What a run of weather for south Louisiana!
From tornado touchdowns around Jennings late last night ... to rain totals of 10” to more than 15” just north of Lafayette ... to an array of severe weather warnings and flood advisory statements throughout the day today ... this has been one of the busier days in the WAFB Weather Center in quite some time.
|Doppler rain estimate through late Monday afternoon showing 10" to 15" of rain or more just north of Lafayette. In Carencro, over 10" of rain was recorded in a 6-hour period.|
Even as we head into the late afternoon, there are still clusters of strong thunderstorms rolling through parts of south Louisiana, and we will be closely watching Titan9 Doppler radar for the next couple of hours, at least. One bit of good news thus far is that there have been no reports of fatalities or serious injuries with this outbreak of stormy spring weather -- let’s hope that holds up through the evening!
A combination of features led to Monday's torrential rains. The primary culprit was a nearly stationary 'outflow boundary' stretching from just south of New Orleans to just south of Baton Rouge to just north of Lafayette. You can think of this outflow boundary as something similar to a mini cool front, helping to serve as a focus for shower and t-storm development. The boundary was actually triggered by the storms we saw late Sunday night.
Working in conjunction with the stalled outflow boundary were upper-level winds that were essentially moving parallel to it in a west-to-east fashion. This allowed storms to continue to develop and move over the same areas -- something we call a 'training' effect in weather.
We do have some better weather news ahead, especially for those overwhelmed with today’s stormy weather, as all of this mess should settle down as we head into the middle to late evening hours. We’ll stay under a mostly cloudy sky through the night, and we’ll trade out the rainstorms for fog by Tuesday morning. In fact, some of that fog could be quite dense in many locations by the morning commute.

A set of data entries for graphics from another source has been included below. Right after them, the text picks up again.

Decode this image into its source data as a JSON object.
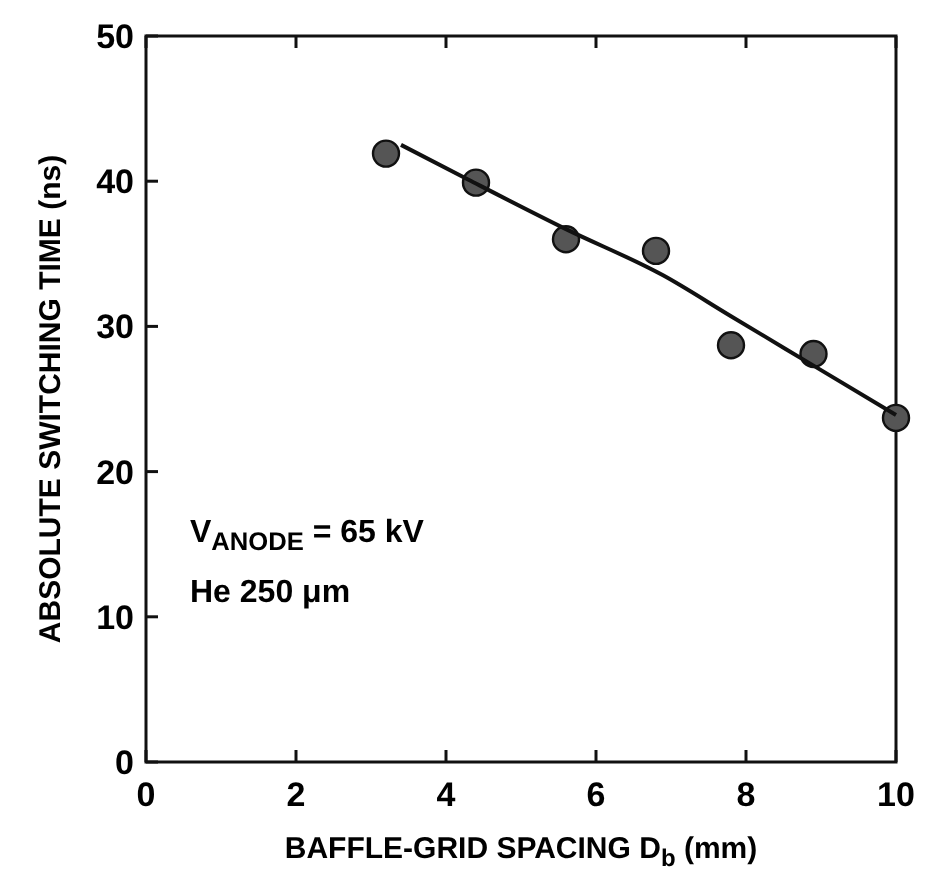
{
  "chart_data": {
    "type": "scatter",
    "xlabel": "BAFFLE-GRID SPACING D$_{b}$ (mm)",
    "ylabel": "ABSOLUTE SWITCHING TIME (ns)",
    "xlim": [
      0,
      10
    ],
    "ylim": [
      0,
      50
    ],
    "xticks": [
      0,
      2,
      4,
      6,
      8,
      10
    ],
    "yticks": [
      0,
      10,
      20,
      30,
      40,
      50
    ],
    "grid": false,
    "series": [
      {
        "color": "#555555",
        "marker": "circle",
        "x": [
          3.2,
          4.4,
          5.6,
          6.8,
          7.8,
          8.9,
          10.0
        ],
        "values": [
          41.9,
          39.9,
          36.0,
          35.2,
          28.7,
          28.1,
          23.7
        ]
      },
      {
        "type": "line",
        "color": "#111111",
        "marker": "none",
        "line_style": "solid",
        "x": [
          3.4,
          4.3,
          5.6,
          6.9,
          7.8,
          8.9,
          10.0
        ],
        "values": [
          42.5,
          40.1,
          36.7,
          33.5,
          30.7,
          27.3,
          23.9
        ]
      }
    ],
    "annotations": [
      "V$_{ANODE}$ = 65 kV",
      "He 250 μm"
    ]
  }
}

Tuesday’s sunrise temps will be in the 60°s for just about all WAFB neighborhoods, and the day will be one of in-and-out sunshine. It will be quite warm with highs climbing into the low 80°s, and we can’t rule out a spotty shower or two, but the day should be mainly dry.
We are anticipating fog for each of the next three mornings, at least, with sun-up temps running in the low to mid 60°s through the coming 7 days. In fact, the entire week shapes up to be mainly dry and rather warm: highs each day from Wednesday through the weekend will be around 80°.
At this time, we don’t expect any significant frontal activity along the central Gulf Coast through the work week, or even the weekend for that matter. A “return flow” set-up (SE and southerly winds) of Gulf moisture will be the rule, helping to maintain warmer-than-normal weather by mid-March standards, yet also keeping the air just moist enough to support an infrequent, spotty afternoon shower just about every day.
As we approach week’s end, we may see the winds start picking up as a pressure gradient develops with high pressure over the Atlantic Seaboard and a deepening low pressure system moving through the western states.